Along Downtown Mansfield Inc. and Preservation Ohio‘s Forbidden City Tour in Mansfield, Ohio was a stop at 98 North Main Street that was home to various businesses at one point, including the Mansfield Restaurant. It was also home to the Coney Island Restaurant that opened in 1936. On Saturday, February 26, 1949, the Coney Island held a grand re-opening in observance of 30 years in the restaurant business in the city. Operated by John George and his son, Harold, the business had been operating for 15 years at the 98 North Main Street location. New florescent lighting and stainless steel equipment was installed.
The upper floors were host to a variety of businesses and apartments.
Today, the Coney Island Restaurant continues to thrive and is the oldest restaurant in Mansfield.
More impressive was the Eagles Building, located at 129 North Main Street in downtown Mansfield, Ohio, and was home to the Mansfield Fraternal Order of Eagles Lodge 336. The three-level building was designed by Frank Hursh, with a cornerstone being laid in 1912. The structure was completed at a cost of $30,000.
The interior was once lavish, and included a dance hall on the third floor with elevated spaces on the west and east ends for a band and viewing area. A unique feature at the door to the dance hall was a carved hole that was used to identify members wishing to enter the speakeasy, used during the days of Prohibition.
In 1966, the Eagles Lodge 336 constructed a new one-story structure at 133 North Main Street. The Eagles Building at 122 North Main Street was last used in May 1984.
The final stop on the Forbidden City Tour was the Mansfield Savings Bank, located at the corner of 4 West Fourth and North Main Street in downtown Mansfield, Ohio that had operated at that location from 1914 until the early 1980s. Prior to that, the bank was located adjacent to 4 West Fourth for forty years in a building built specifically for the bank in 1872.
On June 11, 1912, the Mansfield Savings Bank closed on a deal to acquire from the Martin Frank estate, which included two structures that would need to be demolished. For several years prior, the institution had sought to purchase the buildings to expand their operations, and to secure a prominent location on a busy street corner.
The directors of the bank at that time were considering constructing a skyscraper at least seven-stories in height with a basement. It would be the first skyscraper in the city. The basement and first level would be used for bnaking operations, while the second and third floors would be saved for large companies seeking space. The remainder would be occupied by bank offices.
By mid-December, the bank had made its decision on the type of building it desired to construct. Instead of a skyscraper, the bank had opted for a one-story bank building with a basement and mezzanine, constructed of granite and reinforced concrete. It would contain a polished marble base. The roof would be constructed of reinforced slabs, with an interior composed of skylights, bronze doors, mosaic tile floors, and marble and bronze bank fixtures. The building dimensions measured 40×87 feet. It was estimated that the new building could be finished for over $100,000.

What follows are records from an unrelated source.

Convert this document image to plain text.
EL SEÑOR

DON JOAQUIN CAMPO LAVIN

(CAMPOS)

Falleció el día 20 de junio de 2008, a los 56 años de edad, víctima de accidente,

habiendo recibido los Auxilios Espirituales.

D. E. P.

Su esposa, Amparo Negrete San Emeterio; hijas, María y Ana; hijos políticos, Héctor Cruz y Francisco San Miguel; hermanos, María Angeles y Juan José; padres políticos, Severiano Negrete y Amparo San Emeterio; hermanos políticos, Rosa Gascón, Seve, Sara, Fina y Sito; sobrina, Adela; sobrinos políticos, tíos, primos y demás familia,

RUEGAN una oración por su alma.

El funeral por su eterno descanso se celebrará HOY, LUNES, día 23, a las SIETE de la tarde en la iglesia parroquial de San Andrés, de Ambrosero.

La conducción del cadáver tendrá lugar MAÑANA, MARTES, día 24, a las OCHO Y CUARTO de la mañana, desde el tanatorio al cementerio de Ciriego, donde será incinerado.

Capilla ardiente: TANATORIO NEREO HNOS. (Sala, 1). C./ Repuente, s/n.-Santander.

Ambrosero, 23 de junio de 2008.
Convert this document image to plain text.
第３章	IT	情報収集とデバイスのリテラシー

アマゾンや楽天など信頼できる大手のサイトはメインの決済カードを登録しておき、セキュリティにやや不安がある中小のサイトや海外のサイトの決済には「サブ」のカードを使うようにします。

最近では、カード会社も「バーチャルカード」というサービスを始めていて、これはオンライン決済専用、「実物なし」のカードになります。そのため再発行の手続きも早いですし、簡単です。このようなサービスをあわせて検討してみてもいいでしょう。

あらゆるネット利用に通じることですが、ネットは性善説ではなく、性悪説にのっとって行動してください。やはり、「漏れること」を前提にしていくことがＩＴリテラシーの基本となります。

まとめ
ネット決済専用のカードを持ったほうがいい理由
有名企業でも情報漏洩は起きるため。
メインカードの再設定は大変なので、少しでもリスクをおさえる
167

Work began on the new bank building on April 7, 1913 starting with demolition of the building to the north of the present bank building. The building to the north of that, at 93 North Main Street, was remodeled to serve as a temporary bank location, a process that was scheduled to take 60 days. All of the furnishings and equipment were reused in the temporary quarters. The plan was so rushed that the bank building was demolished to the extent that it spared just the offices on the first level in order to expedite the demolition process. The contract for the new Mansfield Savings Bank building was awarded to Feick & Son, a well known contracting firm of Sandusky that had constructed numerous bank buildings in the past.
In the 1950s, the bank merged with 1st National and the building was converted into the Trust Department. At that time, a false ceiling was installed, and the tellers cages were removed. In the early 1980s, the Trust Department moved to 3rd and Main, and the building was listed for sale.
In 1986, Engwiler Properties purchased the structure. It is hopeful that the building will be fully restored in the future.